Midjourney unveils full-body ultrasound scanner and spa
Midjourney is building a full-body ultrasound scanner with Butterfly Network and plans a San Francisco spa; it aims for more than 50.
TL;DR
- 01Midjourney is building a full-body ultrasound scanner with Butterfly Network and plans a San Francisco spa; it aims for more than 50.
- 02Midjourney is building a full-body ultrasound scanner in partnership with Butterfly Network and plans to open a San Francisco spa by late 2027 to house the device.
- 03The company says a single scan takes about 60 seconds and it aims to deploy more than 50,000 scanners worldwide by 2031.
Midjourney is building a full-body ultrasound scanner in partnership with Butterfly Network and plans to open a San Francisco spa by late 2027 to house the device. The company says a single scan takes about 60 seconds and it aims to deploy more than 50,000 scanners worldwide by 2031.
What is Midjourney building?
Midjourney is developing a full-body ultrasound scanner that it will debut inside a company-run spa in San Francisco, and it wants to scale to more than 50,000 scanners running worldwide by 2031. So far, only about a dozen people have been scanned, and the firm says the spa should open by the end of 2027.
The startup describes passengers entering a shallow pool where the scan begins; the project was built in partnership with ultrasound technology company Butterfly Network. Midjourney plans a third-generation scanner in 2028 with "completely custom" silicon it says will deliver a "night-and-day" jump in image quality and speed.
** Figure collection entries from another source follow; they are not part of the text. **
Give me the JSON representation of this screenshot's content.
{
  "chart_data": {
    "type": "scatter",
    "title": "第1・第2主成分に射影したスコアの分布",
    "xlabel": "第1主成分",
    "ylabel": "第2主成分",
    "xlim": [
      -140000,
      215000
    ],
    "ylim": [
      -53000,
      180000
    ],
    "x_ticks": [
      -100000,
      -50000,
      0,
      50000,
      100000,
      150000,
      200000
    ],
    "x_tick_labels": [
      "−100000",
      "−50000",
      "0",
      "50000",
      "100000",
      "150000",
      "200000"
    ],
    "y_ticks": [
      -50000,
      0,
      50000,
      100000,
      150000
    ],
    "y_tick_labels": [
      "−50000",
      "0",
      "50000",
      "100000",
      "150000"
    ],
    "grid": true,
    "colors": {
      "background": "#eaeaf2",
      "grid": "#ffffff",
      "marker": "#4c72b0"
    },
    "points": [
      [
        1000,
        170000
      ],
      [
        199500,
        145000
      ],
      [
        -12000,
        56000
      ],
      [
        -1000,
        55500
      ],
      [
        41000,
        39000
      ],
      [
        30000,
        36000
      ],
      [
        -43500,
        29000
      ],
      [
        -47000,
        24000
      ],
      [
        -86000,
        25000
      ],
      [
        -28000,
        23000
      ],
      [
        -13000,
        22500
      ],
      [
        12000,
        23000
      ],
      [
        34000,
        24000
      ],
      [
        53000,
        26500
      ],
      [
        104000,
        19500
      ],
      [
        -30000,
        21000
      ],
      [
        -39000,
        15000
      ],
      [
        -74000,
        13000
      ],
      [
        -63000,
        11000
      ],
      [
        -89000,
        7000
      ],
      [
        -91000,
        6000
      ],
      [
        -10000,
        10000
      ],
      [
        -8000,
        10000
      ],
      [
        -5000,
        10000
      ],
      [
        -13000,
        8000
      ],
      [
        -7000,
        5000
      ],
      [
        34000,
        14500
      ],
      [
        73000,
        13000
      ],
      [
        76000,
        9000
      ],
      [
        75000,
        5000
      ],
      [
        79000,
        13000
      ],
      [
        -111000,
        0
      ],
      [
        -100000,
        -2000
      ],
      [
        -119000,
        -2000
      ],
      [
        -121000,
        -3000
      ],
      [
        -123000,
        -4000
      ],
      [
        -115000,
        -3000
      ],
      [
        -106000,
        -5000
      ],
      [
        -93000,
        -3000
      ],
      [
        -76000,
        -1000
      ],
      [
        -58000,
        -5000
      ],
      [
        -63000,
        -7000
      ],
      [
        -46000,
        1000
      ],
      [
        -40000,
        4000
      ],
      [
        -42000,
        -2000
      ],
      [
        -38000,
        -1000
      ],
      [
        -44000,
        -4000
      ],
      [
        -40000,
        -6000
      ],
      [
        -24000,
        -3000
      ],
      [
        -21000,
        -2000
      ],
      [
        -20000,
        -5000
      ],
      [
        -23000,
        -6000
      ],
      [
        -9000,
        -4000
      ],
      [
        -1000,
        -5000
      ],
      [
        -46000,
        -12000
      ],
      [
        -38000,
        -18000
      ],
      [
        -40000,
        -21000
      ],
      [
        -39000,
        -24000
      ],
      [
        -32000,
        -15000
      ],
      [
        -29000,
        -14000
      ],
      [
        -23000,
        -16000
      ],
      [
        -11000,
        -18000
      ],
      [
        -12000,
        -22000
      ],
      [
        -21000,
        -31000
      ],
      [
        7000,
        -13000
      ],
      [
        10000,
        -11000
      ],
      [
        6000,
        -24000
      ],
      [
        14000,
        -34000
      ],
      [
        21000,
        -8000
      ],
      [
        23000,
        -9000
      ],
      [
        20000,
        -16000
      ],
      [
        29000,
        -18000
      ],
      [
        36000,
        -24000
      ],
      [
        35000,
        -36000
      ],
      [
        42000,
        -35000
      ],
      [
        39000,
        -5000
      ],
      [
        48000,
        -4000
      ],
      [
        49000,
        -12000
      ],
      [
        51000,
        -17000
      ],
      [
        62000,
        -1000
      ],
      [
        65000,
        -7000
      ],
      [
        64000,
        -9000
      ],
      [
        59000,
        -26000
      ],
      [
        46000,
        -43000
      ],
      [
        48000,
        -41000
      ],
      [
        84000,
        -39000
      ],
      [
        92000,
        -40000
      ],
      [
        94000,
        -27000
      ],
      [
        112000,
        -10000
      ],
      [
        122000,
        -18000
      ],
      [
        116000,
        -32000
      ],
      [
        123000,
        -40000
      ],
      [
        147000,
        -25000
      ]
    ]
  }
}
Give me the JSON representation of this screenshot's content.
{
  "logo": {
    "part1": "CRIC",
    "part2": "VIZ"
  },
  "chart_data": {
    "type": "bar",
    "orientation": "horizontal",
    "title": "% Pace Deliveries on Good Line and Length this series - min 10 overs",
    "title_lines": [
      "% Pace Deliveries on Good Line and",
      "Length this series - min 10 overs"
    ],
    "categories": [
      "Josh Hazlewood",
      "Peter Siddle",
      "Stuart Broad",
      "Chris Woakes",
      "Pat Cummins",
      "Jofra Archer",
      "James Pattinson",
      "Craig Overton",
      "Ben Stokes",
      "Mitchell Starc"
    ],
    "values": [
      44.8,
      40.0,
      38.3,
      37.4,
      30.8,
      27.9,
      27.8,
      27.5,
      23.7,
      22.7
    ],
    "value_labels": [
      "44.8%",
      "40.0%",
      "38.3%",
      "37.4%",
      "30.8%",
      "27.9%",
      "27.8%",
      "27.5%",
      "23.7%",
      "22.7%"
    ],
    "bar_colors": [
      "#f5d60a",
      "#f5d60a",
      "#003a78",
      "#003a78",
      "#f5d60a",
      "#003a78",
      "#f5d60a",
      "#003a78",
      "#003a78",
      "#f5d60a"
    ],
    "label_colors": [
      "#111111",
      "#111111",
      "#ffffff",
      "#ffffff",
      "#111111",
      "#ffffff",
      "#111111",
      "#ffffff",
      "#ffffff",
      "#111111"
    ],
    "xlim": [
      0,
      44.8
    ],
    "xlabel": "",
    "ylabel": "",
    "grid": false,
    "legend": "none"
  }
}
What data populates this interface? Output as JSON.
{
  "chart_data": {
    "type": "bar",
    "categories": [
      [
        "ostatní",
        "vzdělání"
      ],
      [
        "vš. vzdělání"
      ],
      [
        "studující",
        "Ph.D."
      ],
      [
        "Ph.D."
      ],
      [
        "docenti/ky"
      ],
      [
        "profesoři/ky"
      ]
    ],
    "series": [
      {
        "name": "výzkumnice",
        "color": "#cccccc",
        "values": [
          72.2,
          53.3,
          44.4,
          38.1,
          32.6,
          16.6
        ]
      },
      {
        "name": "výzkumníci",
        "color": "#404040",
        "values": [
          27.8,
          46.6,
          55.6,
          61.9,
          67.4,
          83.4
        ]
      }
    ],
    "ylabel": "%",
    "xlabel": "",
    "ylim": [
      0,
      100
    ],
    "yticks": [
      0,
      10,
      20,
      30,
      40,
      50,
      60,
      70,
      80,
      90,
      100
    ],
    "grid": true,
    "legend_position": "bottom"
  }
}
How does the scanner work?
The system uses a ring of underwater sensors in a shallow water tank that emit ultrasound waves and collect returning echoes, then a compute cluster converts that data into a 3D body image in about 60 seconds. The hardware contains about half a million tiny elements, each described as the size of a grain of sand, that act as both speaker and microphone.
Those elements send sound waves and measure how the waves change as they pass through skin, fat, muscle, and bone. Midjourney says the system creates radiation-free 3D images and will start by producing "body composition maps" that do not require FDA approval; the company plans to submit test results to the agency on a rolling basis to pursue diagnostic clearance later.
Why does this matter?
The scanner promises a new route into medical imaging that Midjourney positions as faster and radiation-free compared with MRI, and the company frames large-scale early imaging as a public-health lever. CEO David Holz claims that with enough early imaging the world could avoid "30% of all deaths and 50% of all healthcare costs."
Those are sweeping assertions tied to an ambitious rollout: Midjourney says the fleet could reach a throughput capable of one billion scans per month. The near-term approach — shipping body composition outputs that do not need FDA clearance while collecting clinical data — is a clear regulatory play, but it leaves open whether the system will meet diagnostic standards when Midjourney later seeks clearance.
What to watch
Key milestones to track are concrete and dateable: the first spa opening by the end of 2027, the third-generation scanner slated for 2028, and the company’s stated target to have more than 50,000 scanners operating by 2031. Also watch for the rolling submissions of test results to the FDA and any public release of validation data beyond the roughly dozen early scans Midjourney has disclosed.
If Midjourney publishes independent image-quality metrics or peer-reviewed validation, that would move the project from curiosity toward clinical plausibility. Absent those data, the spa and the early demos will remain the primary public window into how the technology actually performs.